Certain statements in this press release constitute "forward-looking statements" within the meaning of the Private Securities Litigation Reform Act of 1995, and the Company intends that such forward- looking statements be subject to the safe harbors created thereby. The words "believes," "expects," "estimates," "anticipates," "plans," "will be" and "forecasts" and similar words or expressions identify forward-looking statements made by or on behalf of the Company. These forward-looking statements were derived using numerous assumptions and are subject to many uncertainties and factors that may cause the actual results of the Company to be materially different from those stated in such forward-looking statements. Examples of such uncertainties and factors include, but are not limited to, the Company's ability to timely and effectively provision new customers; the Company's ability to retain existing customers; the Company's ability to obtain additional financing should it be necessary to do so; the Company's ability to develop and maintain efficient billing, customer service and information systems; and technological, regulatory or other developments in the industry and general economy that might adversely affect the Company.

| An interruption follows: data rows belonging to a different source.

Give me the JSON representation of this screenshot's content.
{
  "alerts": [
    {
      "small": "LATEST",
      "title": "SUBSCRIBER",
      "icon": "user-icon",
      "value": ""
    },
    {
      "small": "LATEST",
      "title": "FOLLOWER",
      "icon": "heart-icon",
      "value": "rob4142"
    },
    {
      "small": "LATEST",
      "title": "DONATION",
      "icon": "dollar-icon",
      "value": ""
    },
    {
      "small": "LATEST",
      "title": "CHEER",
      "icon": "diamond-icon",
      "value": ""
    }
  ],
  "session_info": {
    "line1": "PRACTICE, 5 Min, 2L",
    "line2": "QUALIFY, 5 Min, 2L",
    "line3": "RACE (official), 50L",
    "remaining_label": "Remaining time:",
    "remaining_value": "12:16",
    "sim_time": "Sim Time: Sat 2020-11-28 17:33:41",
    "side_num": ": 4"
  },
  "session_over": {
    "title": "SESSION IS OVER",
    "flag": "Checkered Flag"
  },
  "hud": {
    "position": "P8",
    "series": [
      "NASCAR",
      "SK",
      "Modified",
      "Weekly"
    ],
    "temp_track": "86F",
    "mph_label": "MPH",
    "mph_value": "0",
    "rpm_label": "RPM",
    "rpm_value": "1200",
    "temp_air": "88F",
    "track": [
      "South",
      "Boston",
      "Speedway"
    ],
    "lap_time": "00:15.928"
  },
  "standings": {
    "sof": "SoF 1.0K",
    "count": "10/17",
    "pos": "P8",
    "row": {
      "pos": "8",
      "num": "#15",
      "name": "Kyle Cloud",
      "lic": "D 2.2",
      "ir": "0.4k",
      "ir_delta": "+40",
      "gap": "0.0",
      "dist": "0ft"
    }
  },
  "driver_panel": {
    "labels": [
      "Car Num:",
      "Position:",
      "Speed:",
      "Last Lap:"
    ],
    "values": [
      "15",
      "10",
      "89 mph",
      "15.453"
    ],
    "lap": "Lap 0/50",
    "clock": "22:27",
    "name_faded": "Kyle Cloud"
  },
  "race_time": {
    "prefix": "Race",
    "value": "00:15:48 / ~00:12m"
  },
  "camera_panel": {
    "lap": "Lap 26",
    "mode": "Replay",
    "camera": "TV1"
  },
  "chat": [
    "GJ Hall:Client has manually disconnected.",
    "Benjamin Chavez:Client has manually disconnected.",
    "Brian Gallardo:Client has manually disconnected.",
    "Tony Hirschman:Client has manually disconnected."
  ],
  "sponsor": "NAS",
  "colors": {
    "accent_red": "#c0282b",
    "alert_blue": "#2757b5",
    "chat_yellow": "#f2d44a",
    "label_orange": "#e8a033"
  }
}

Additional factors are set forth in the Company's SEC reports, including but not limited to the Quarterly Report on Form 10-Q for the quarter ended September 30, 2001. The Company does not undertake any obligation to update or revise any forward-looking statement made by it or on its behalf, whether as a result of new information, future events or otherwise.

1Average revenue per line is calculated by taking total revenue for the quarter and dividing it by the arithmetic mean of the quarter's beginning and ending line counts in Allegiance's order management system. This result is then divided by three (the number of months in the quarter) to calculate average revenue per line.